Two years later, during the ramp-up to the U.S. War on Iraq, Chalabi was responsible for supplying the George W. Bush administration much of the false information alleging that Iraq had weapons of mass destruction.

Ambassador Laurence Pope served in the foreign service and diplomatic corps for thirty-one years, in one the most important, and difficult, regions in the world – the Middle East, as well as North Africa, and did so during some of more challenging periods of contemporary history. 

He is considered a top expert in the region. After retirement, he served for several months as the Staff Director in Jerusalem for the International Committee on Middle East Peace, led by former Senator George Mitchell, and after 9/11, he was appointed Senior Advisor for Arab Affairs to the United Nations.

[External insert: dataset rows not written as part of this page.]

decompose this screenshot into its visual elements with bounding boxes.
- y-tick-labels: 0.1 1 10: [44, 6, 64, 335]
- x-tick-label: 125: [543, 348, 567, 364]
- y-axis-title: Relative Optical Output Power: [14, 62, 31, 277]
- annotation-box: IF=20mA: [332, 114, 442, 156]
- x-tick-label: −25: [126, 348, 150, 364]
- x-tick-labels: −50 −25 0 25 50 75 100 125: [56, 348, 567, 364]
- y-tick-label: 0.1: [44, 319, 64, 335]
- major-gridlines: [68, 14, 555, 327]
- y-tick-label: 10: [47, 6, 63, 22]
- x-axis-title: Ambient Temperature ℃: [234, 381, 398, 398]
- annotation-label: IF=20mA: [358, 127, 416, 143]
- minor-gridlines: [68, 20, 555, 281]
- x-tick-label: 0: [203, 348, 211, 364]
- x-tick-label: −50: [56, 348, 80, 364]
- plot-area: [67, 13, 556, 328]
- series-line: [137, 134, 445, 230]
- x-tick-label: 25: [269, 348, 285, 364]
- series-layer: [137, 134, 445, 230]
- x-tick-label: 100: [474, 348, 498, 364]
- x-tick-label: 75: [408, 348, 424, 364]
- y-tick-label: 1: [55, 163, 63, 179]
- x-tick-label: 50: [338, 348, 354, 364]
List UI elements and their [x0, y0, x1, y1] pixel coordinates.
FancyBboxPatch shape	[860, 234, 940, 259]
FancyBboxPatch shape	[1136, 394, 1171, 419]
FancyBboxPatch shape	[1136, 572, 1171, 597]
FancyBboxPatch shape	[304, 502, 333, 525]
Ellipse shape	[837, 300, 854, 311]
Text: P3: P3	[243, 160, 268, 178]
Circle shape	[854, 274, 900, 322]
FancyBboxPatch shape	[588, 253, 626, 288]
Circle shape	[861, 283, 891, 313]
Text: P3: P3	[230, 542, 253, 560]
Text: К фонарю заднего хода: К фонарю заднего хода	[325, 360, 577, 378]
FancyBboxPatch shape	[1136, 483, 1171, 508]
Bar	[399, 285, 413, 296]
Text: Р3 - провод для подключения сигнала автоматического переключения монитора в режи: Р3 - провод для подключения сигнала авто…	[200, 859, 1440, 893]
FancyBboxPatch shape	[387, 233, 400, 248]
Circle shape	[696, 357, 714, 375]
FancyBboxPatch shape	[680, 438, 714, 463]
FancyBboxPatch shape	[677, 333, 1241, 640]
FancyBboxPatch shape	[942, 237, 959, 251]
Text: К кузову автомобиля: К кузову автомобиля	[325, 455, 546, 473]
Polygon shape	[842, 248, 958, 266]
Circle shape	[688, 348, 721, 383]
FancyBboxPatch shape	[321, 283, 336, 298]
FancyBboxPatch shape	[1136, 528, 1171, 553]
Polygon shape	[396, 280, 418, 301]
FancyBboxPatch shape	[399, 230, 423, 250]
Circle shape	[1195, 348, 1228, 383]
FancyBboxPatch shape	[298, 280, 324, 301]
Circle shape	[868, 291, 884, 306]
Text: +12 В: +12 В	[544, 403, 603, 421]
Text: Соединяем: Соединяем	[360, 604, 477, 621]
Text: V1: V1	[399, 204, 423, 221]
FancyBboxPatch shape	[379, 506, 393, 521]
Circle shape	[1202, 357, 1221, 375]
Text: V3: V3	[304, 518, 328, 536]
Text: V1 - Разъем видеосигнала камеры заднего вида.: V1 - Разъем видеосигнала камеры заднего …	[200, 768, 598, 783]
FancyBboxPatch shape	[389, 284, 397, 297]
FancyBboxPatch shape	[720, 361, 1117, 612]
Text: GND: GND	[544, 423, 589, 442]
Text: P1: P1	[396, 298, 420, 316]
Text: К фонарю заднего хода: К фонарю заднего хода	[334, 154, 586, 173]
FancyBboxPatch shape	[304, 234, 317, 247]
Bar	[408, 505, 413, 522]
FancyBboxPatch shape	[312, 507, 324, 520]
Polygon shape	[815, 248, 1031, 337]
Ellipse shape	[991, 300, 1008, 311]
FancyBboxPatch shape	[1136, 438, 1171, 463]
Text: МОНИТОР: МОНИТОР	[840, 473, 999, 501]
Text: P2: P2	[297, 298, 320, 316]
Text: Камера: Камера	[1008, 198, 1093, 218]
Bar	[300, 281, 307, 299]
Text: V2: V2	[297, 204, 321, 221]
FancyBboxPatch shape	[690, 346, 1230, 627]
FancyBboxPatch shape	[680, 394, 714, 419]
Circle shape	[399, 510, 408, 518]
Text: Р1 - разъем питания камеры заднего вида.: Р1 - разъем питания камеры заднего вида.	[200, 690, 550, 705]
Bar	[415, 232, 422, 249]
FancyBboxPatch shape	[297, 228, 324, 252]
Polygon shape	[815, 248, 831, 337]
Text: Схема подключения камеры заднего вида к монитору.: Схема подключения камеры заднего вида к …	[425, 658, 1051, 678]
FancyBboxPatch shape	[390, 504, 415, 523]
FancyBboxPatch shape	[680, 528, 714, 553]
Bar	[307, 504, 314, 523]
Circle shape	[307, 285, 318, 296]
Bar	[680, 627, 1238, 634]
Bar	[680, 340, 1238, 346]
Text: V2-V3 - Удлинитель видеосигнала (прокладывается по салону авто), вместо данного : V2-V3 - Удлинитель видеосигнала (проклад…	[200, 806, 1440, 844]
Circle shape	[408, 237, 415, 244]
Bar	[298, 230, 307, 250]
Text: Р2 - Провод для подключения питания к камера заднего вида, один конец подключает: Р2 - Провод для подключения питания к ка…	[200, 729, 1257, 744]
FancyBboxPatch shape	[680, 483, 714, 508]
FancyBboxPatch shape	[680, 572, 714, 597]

A graduate of Bowdoin College, Pope also had advanced studies at Princeton University and is a graduate of the U.S. Department of State Senior Seminar, a Senior Fellow at the Armed Forces Staff College. He speaks Arabic and French, and resides in Portland, with his wife Betsy. Laurence Pope is the eldest son of Major Everett P. Pope, who was awarded the Congressional Medal of Honor in 1944 for his conspicuous courage at Pelelieu.